About VENCLYXTO Orphan Drug Designations
Recently, the Committee for Orphan Medicinal Products (COMP) of the EMA adopted positive opinions on Orphan Drug Designation applications for VENCLYXTO for the treatment of multiple myeloma, a type of cancer that forms in plasma cells in bone marrow,3 and for diffuse large B-cell lymphoma (DLBCL), an aggressive type of lymphoma and the most common form of non-Hodgkin lymphoma (NHL).4 Previously, the EMA granted Orphan Drug Designation to VENCLYXTO for the treatment of CLL and for the treatment of acute myeloid leukaemia (AML), the most common type of acute leukaemia in adults.5

Orphan Drug Designation is granted to therapies aimed at the treatment, prevention or diagnosis of life-threatening diseases that affect no more than five in 10,000 persons in the European Union (EU) and for which no satisfactory therapy is available. The medicine must also provide significant benefit to those affected by the condition.6

About VENCLYXTO (venetoclax)
VENCLYXTO is an investigational oral B-cell lymphoma-2 (BCL-2) inhibitor being evaluated for the treatment of patients with various blood cancer types.7,8,9,10 The BCL-2 protein prevents apoptosis (programmed cell death) of some cells, including lymphocytes, and can be overexpressed in some cancer types. VENCLYXTO, which is given once daily, is designed to selectively inhibit the function of the BCL-2 protein.11

VENCLYXTO is being developed by AbbVie and Genentech, a member of the Roche Group. It is jointly commercialized by the companies in the U.S. and by AbbVie outside of the U.S. Together, the companies are committed to BCL-2 research with venetoclax, which is currently being evaluated in Phase 3 clinical trials for the treatment of relapsed/refractory chronic lymphocytic leukaemia (CLL), along with studies in several other cancers.

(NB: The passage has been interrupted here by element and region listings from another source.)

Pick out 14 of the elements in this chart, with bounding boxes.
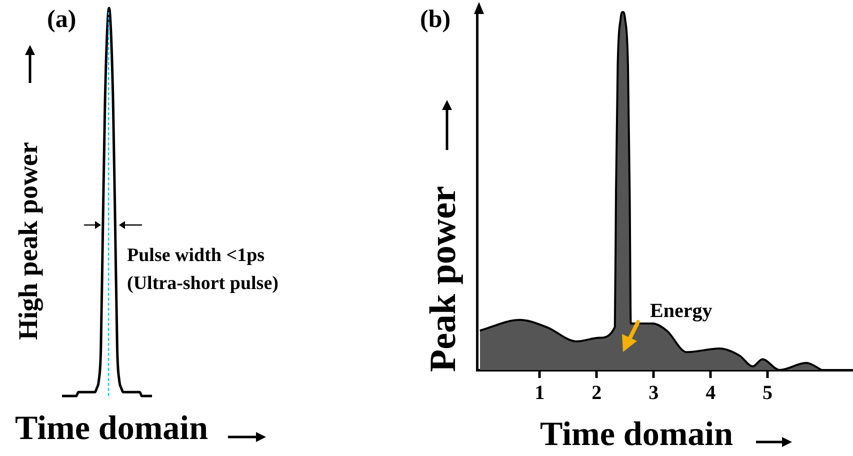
annotation: Energy [650, 300, 712, 323]
x-tick-label: 1 [534, 382, 545, 404]
annotation: (Ultra-short pulse) [127, 273, 278, 295]
chart-title: (b) [420, 6, 451, 34]
y-axis-title: High peak power [13, 142, 44, 340]
x-tick-label: 3 [648, 382, 659, 404]
y-axis-title: Peak power [422, 186, 465, 372]
x-tick-label: 5 [762, 382, 773, 404]
x-axis-title: Time domain [540, 416, 734, 454]
x-axis-title: Time domain [15, 410, 208, 448]
x-tick-label: 2 [592, 382, 602, 404]
chart-title: (a) [47, 6, 76, 34]
annotation: Pulse width <1ps [127, 245, 265, 267]
x-tick-label: 4 [706, 382, 716, 404]
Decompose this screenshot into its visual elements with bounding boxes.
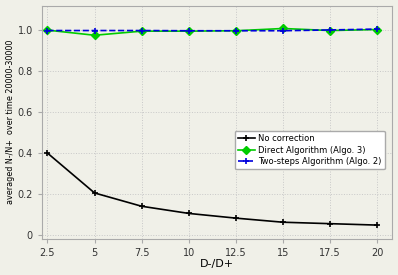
No correction — [375, 224, 380, 227]
Two-steps Algorithm (Algo. 2) — [186, 29, 191, 32]
Direct Algorithm (Algo. 3) — [45, 29, 50, 32]
No correction — [139, 205, 144, 208]
X-axis label: D-/D+: D-/D+ — [200, 259, 234, 270]
No correction — [45, 151, 50, 155]
Direct Algorithm (Algo. 3) — [234, 29, 238, 32]
Line: Two-steps Algorithm (Algo. 2): Two-steps Algorithm (Algo. 2) — [44, 26, 381, 34]
Direct Algorithm (Algo. 3) — [186, 29, 191, 33]
Direct Algorithm (Algo. 3) — [328, 29, 333, 32]
Line: No correction: No correction — [44, 150, 381, 229]
No correction — [281, 221, 285, 224]
Legend: No correction, Direct Algorithm (Algo. 3), Two-steps Algorithm (Algo. 2): No correction, Direct Algorithm (Algo. 3… — [235, 131, 385, 169]
Two-steps Algorithm (Algo. 2) — [92, 29, 97, 32]
Direct Algorithm (Algo. 3) — [375, 28, 380, 31]
Direct Algorithm (Algo. 3) — [281, 27, 285, 30]
Two-steps Algorithm (Algo. 2) — [281, 29, 285, 32]
No correction — [328, 222, 333, 225]
No correction — [234, 216, 238, 220]
Two-steps Algorithm (Algo. 2) — [234, 29, 238, 32]
Line: Direct Algorithm (Algo. 3): Direct Algorithm (Algo. 3) — [45, 26, 380, 38]
Two-steps Algorithm (Algo. 2) — [375, 28, 380, 31]
Y-axis label: averaged N-/N+  over time 20000-30000: averaged N-/N+ over time 20000-30000 — [6, 40, 15, 205]
Direct Algorithm (Algo. 3) — [92, 34, 97, 37]
No correction — [92, 191, 97, 195]
No correction — [186, 212, 191, 215]
Two-steps Algorithm (Algo. 2) — [45, 29, 50, 32]
Two-steps Algorithm (Algo. 2) — [328, 28, 333, 32]
Two-steps Algorithm (Algo. 2) — [139, 29, 144, 32]
Direct Algorithm (Algo. 3) — [139, 29, 144, 33]
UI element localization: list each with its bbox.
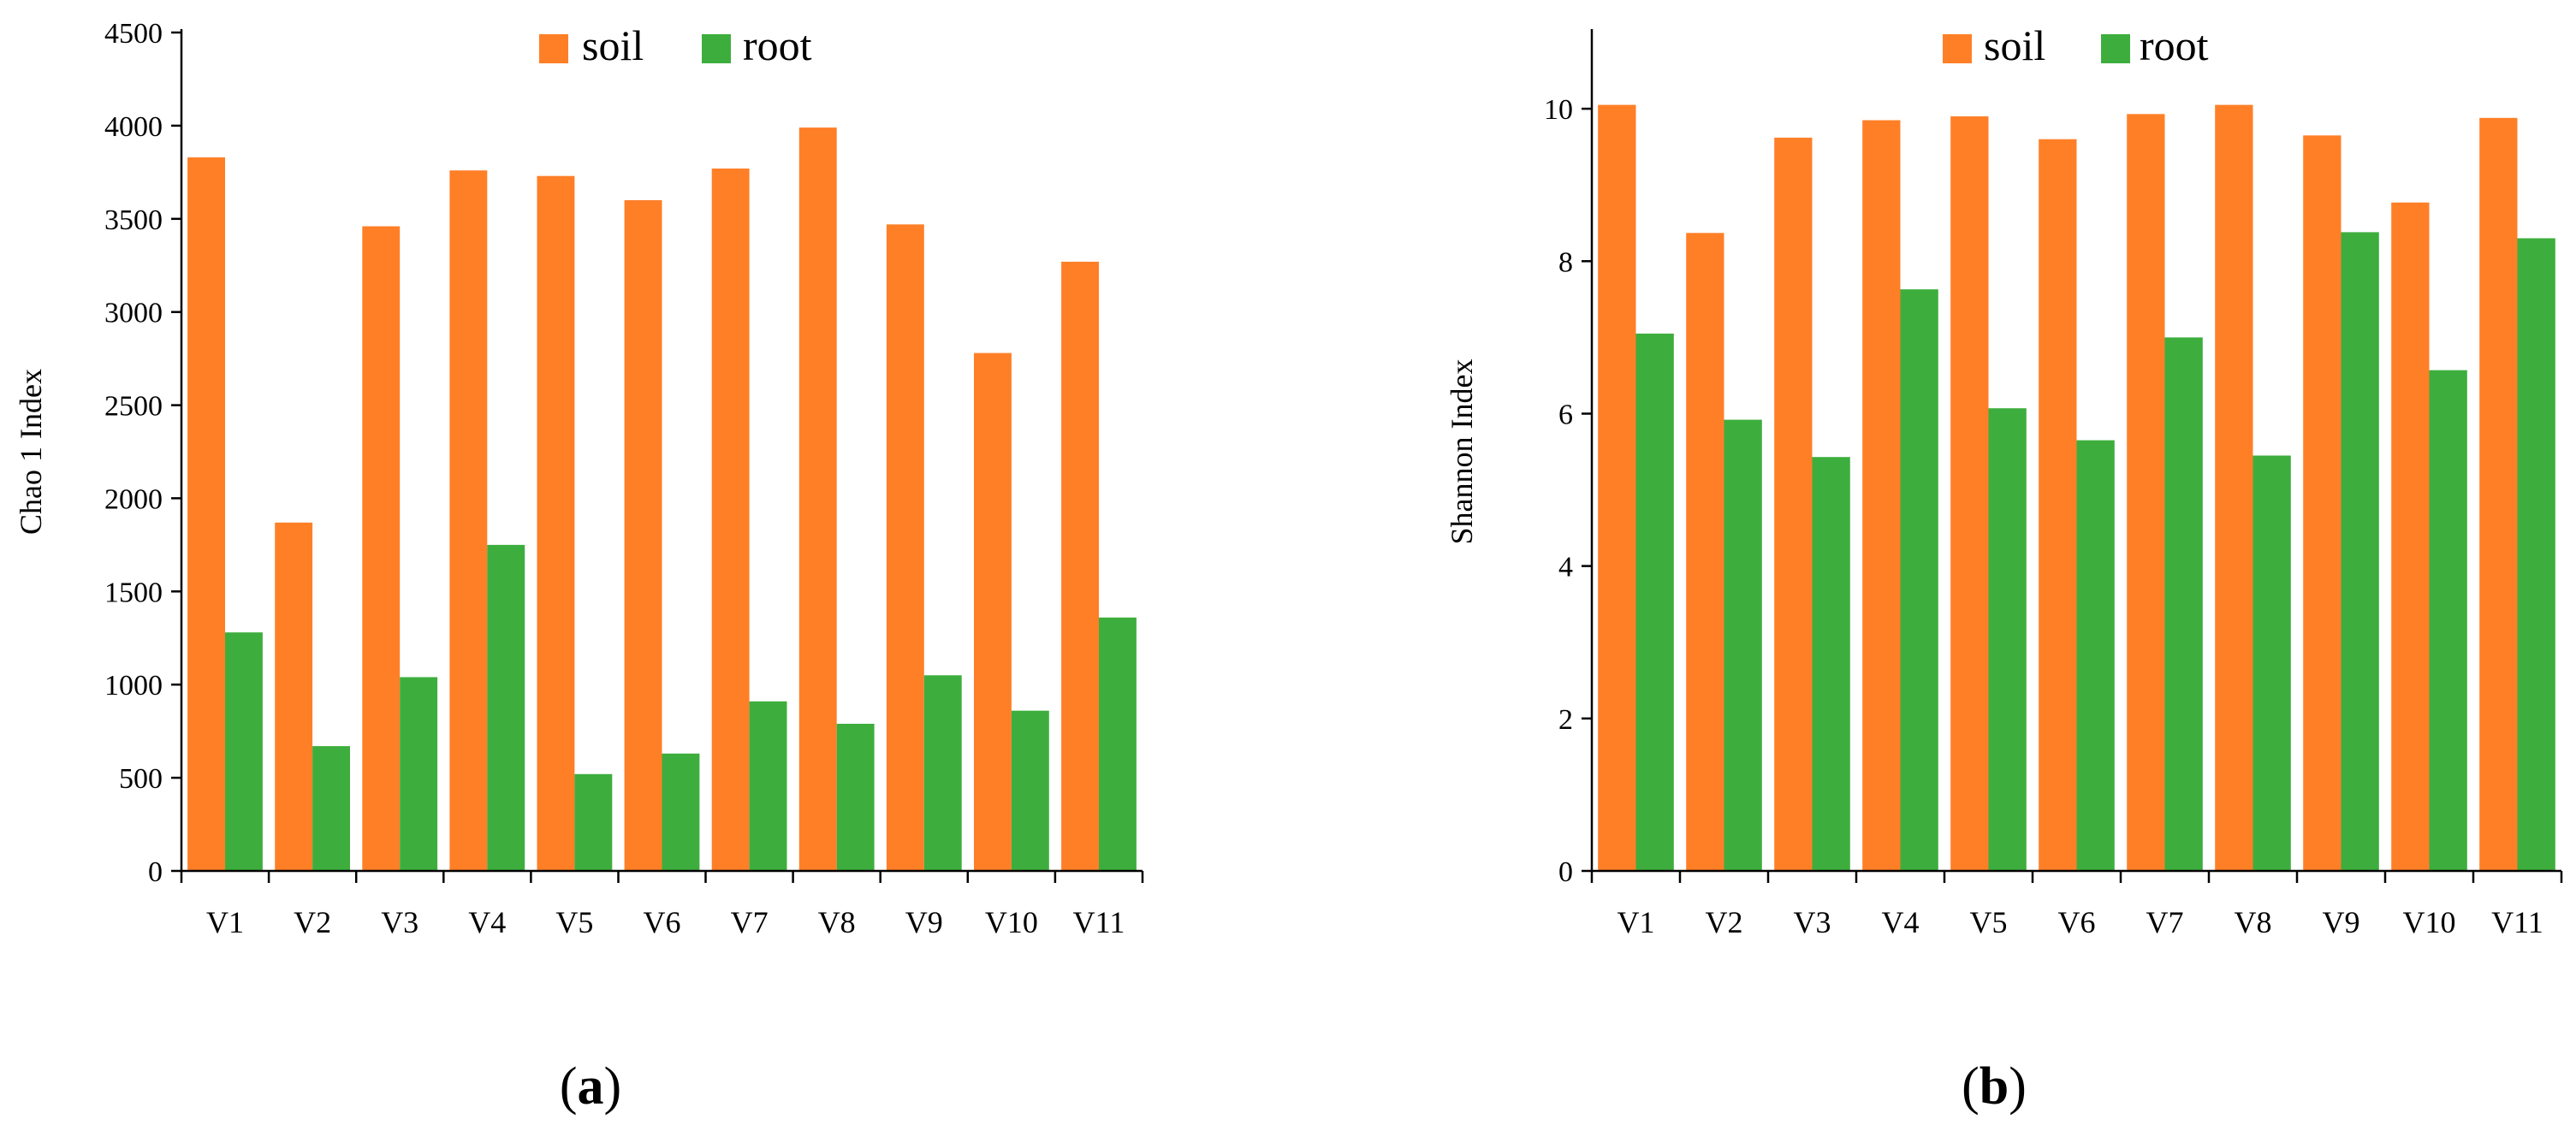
bar-root-v4: [1900, 289, 1938, 871]
y-tick-label: 2000: [104, 483, 163, 515]
bar-root-v10: [1011, 710, 1049, 871]
legend: soil root: [539, 21, 812, 69]
bar-root-v9: [923, 675, 962, 871]
y-tick-label: 10: [1544, 94, 1573, 126]
legend-swatch-root: [2101, 34, 2130, 63]
x-tick-label: V6: [2058, 905, 2096, 939]
bar-soil-v4: [449, 170, 488, 871]
bar-root-v11: [1099, 617, 1137, 871]
x-tick-label: V3: [381, 905, 418, 939]
y-axis-label: Shannon Index: [1445, 359, 1479, 545]
y-tick-label: 3500: [104, 204, 163, 236]
bar-root-v9: [2341, 232, 2379, 871]
bar-root-v7: [2164, 337, 2203, 871]
bar-root-v6: [662, 753, 700, 871]
y-tick-label: 2500: [104, 391, 163, 423]
legend-label-soil: soil: [582, 21, 644, 69]
bar-soil-v7: [2127, 114, 2165, 872]
y-tick-label: 4500: [104, 18, 163, 50]
bar-soil-v6: [624, 200, 662, 871]
bar-soil-v2: [275, 522, 313, 871]
x-tick-label: V8: [2235, 905, 2272, 939]
x-tick-label: V6: [644, 905, 681, 939]
y-axis-label: Chao 1 Index: [14, 369, 48, 535]
bar-root-v11: [2517, 238, 2555, 871]
bar-soil-v6: [2039, 139, 2077, 871]
y-tick-label: 500: [119, 763, 163, 795]
x-tick-label: V10: [2403, 905, 2456, 939]
x-tick-label: V1: [206, 905, 244, 939]
bar-root-v8: [836, 724, 875, 871]
bar-root-v1: [225, 632, 263, 871]
y-tick-label: 6: [1558, 400, 1573, 431]
bar-root-v3: [1812, 457, 1850, 871]
bar-soil-v11: [1061, 261, 1099, 871]
bar-soil-v9: [2303, 135, 2342, 872]
bar-root-v2: [1724, 419, 1762, 872]
bar-root-v1: [1635, 333, 1674, 871]
bar-soil-v8: [798, 127, 837, 872]
chart-panel-b: V1 V2 V3 V4 V5 V6 V7 V8 V9 V10 V11 0 2 4 6 8 10 Shannon I…: [1445, 21, 2563, 1116]
y-tick-label: 1500: [104, 577, 163, 608]
bar-soil-v7: [711, 169, 750, 871]
legend-label-root: root: [2140, 21, 2209, 69]
bar-soil-v2: [1686, 233, 1724, 871]
panel-label: (b): [1962, 1057, 2027, 1116]
x-tick-label: V9: [2323, 905, 2360, 939]
x-tick-label: V11: [2491, 905, 2543, 939]
y-tick-label: 4: [1558, 552, 1573, 583]
y-tick-label: 3000: [104, 298, 163, 329]
bar-soil-v5: [1950, 116, 1989, 871]
bar-soil-v1: [1598, 104, 1636, 872]
x-tick-label: V4: [1882, 905, 1920, 939]
bar-root-v2: [312, 746, 350, 871]
bar-root-v10: [2429, 370, 2467, 871]
x-tick-label: V9: [905, 905, 943, 939]
bar-root-v3: [400, 677, 438, 871]
bar-root-v5: [574, 773, 613, 871]
x-tick-label: V1: [1617, 905, 1655, 939]
chart-panel-a: V1 V2 V3 V4 V5 V6 V7 V8 V9 V10 V11 0 500 1000 1500 2000…: [14, 18, 1144, 1116]
y-tick-label: 8: [1558, 246, 1573, 278]
y-tick-label: 0: [1558, 856, 1573, 888]
legend-swatch-root: [702, 34, 731, 63]
y-tick-label: 2: [1558, 704, 1573, 736]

In April 2016, the U.S. Food and Drug Administration (FDA) granted accelerated approval of venetoclax tablets for the treatment of patients with CLL with 17p deletion, as detected by an FDA-approved test, who have received at least one prior therapy.7 The FDA approved this indication under accelerated approval based on overall response rate, and continued approval may be contingent upon verification and description of clinical benefit in a confirmatory trial.7

Venetoclax is under evaluation by health authorities in multiple countries, and is currently approved in Argentina, Puerto Rico and Canada. AbbVie, in collaboration with Roche and Genentech, is currently working with regulatory agencies around the world to bring this medicine to eligible patients in need.